I take very seriously the controller general’s admonition that we are on the verge of being the first generation in America’s history to leave the next generation with a lower standard of living, all because of the explosive growth of entitlement spending on Medicare, Medicaid and Social Security, in that order. As I wear my congressman’s hat, I frequently find it helpful to simultaneously wear my daddy’s cap. I view a lot of these issues on how it affects my five-year-old daughter and my three-year-old son, and right now, their taxes will be double.

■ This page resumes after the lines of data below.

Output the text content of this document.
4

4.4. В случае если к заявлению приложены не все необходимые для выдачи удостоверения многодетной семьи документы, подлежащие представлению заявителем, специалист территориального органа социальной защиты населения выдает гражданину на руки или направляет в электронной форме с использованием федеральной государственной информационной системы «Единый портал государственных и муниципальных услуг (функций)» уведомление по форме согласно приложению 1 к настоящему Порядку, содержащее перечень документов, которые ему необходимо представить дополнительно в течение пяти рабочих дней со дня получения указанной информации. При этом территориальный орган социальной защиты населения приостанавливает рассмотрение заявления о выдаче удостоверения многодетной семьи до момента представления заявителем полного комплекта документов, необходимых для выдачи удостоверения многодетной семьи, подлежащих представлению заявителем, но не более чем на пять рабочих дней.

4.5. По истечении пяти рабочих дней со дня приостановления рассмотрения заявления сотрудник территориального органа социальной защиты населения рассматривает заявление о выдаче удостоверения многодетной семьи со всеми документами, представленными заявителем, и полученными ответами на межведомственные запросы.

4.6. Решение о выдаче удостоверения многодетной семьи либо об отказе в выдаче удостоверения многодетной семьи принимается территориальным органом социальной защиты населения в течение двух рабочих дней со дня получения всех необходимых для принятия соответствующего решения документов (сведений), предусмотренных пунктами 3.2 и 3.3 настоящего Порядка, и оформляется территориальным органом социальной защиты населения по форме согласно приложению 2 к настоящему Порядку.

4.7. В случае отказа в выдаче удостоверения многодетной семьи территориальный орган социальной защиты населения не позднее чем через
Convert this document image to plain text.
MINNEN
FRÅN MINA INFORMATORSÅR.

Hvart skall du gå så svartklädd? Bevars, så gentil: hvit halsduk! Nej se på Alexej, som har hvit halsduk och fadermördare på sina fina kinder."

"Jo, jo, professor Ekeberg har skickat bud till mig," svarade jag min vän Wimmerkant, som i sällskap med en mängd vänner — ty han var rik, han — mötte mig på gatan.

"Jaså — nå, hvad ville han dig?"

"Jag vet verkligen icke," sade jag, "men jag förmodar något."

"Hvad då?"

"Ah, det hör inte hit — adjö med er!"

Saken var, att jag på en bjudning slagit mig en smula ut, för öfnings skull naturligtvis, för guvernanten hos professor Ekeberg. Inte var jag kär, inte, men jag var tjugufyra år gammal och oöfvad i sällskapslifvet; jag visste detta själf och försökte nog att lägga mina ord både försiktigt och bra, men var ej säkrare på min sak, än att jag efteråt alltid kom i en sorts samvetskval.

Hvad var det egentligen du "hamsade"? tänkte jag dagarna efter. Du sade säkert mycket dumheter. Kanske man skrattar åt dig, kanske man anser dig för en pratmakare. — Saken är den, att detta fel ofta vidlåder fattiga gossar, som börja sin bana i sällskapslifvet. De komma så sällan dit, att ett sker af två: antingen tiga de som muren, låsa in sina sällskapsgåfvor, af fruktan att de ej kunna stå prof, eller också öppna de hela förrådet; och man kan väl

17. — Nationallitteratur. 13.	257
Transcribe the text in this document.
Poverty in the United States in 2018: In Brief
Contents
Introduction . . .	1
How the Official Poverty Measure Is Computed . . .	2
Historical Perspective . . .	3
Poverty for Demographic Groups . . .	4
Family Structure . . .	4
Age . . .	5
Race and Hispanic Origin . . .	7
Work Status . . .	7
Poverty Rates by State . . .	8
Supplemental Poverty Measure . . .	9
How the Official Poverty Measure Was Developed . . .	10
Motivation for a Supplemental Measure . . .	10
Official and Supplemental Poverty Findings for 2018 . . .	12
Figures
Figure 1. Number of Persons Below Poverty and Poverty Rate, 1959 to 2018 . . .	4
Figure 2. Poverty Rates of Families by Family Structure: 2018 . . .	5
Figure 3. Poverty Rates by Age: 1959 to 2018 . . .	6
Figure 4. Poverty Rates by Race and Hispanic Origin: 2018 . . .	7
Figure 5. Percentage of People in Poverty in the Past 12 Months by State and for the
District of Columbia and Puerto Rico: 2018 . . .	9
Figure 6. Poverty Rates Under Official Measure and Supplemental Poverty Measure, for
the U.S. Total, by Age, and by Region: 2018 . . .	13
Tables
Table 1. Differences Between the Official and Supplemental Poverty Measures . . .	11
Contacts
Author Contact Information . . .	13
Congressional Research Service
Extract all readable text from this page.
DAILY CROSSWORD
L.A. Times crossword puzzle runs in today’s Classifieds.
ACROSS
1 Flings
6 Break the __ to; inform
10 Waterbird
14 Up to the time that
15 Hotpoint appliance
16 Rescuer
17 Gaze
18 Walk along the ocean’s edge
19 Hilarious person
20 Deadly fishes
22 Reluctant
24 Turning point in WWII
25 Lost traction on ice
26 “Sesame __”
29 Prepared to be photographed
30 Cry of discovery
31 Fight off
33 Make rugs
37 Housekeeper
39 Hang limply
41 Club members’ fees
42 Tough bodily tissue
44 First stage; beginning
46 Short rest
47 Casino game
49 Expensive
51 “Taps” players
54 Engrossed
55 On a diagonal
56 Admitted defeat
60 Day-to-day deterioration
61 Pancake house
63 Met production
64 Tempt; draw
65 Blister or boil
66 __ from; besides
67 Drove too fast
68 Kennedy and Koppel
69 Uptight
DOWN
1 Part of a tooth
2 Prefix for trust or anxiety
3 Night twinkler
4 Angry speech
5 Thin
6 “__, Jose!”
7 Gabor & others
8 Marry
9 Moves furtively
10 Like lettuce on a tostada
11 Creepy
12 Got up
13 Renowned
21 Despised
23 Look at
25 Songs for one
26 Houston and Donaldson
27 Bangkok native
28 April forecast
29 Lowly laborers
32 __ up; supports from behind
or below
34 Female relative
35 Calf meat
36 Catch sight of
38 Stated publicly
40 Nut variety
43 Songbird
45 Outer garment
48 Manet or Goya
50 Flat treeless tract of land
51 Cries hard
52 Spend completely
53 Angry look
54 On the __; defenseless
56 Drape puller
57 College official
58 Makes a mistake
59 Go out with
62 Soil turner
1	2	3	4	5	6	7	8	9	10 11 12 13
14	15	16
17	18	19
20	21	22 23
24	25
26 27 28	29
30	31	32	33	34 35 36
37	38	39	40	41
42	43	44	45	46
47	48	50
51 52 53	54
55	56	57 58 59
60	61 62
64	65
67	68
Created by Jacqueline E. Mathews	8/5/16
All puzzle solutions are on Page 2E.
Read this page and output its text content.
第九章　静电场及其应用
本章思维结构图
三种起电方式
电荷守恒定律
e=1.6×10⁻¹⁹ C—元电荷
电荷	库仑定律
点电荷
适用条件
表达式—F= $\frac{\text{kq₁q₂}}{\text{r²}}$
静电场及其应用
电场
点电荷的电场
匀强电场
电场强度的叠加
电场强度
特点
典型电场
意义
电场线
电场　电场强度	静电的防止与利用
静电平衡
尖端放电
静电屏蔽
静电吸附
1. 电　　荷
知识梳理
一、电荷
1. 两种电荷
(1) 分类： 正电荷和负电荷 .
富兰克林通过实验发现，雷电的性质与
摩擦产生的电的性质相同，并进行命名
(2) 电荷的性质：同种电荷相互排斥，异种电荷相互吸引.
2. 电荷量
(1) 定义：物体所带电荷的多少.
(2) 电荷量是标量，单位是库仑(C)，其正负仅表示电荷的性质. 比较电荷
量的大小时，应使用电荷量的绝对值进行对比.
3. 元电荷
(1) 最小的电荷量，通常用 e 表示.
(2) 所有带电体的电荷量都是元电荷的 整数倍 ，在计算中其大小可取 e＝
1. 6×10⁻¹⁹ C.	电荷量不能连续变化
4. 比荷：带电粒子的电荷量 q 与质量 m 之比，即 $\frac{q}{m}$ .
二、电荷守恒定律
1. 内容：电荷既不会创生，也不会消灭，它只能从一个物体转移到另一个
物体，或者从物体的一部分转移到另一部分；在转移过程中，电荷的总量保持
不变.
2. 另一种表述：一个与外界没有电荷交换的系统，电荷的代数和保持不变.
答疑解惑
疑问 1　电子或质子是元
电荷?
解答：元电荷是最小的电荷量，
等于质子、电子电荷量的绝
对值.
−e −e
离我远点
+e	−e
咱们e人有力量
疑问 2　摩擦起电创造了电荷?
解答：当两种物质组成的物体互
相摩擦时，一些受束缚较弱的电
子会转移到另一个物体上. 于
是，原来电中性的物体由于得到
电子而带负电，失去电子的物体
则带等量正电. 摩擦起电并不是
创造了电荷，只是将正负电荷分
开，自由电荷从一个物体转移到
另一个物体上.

These were programs designed in the 20th Century that haven’t kept pace with times in the 21st Century. They’re debt-based programs, not savings-based programs. The programs are one-size-fits-all, and they don’t use the power of the market place. I think really, when it comes to anything on the fiscal front, the real challenge for conservatives is to go to the American people and convince them that we have a better idea. And we know what those ideas are: They’re freedom and market competition.

Do you see another Social Security reform bill poking its head up?

HENSARLING: I don’t know, I think the President deserves a lot of credit. I am not sure he wasn’t undercut in the House by some folks. You have to give the guy some credit. At that time, he did have some political capital and he risked it. That and preventing another 9/11 is what I admire most about this President. He was at least the first President that I know who had the courage to try to reform this. Reforming Social Security is child’s play compared to what you have to do for Medicare and Medicaid.

There have been plans proposed to block-grant Medicaid to the states, but then all of a sudden they die and nobody pushes them.

HENSARLING: Before this Congress is over, you will see significant legislation to reform those big three entitlement opportunities out of members of the Republican Study Committee.

Is there a GOP presidential candidate you are backing?

I support the conservative who can win, and as soon as I figure who that is, I’ll let you know. As the chairman of the Republican Study Committee, I am not anxious to put my name on any of the candidates. I am not backing anyone at the moment. I have to be inspired by my presidential candidate. I have yet to be inspired. Having said that, I can assure you that the moment the Democrats nominate Hillary or Obama, I can get very inspired, very quickly.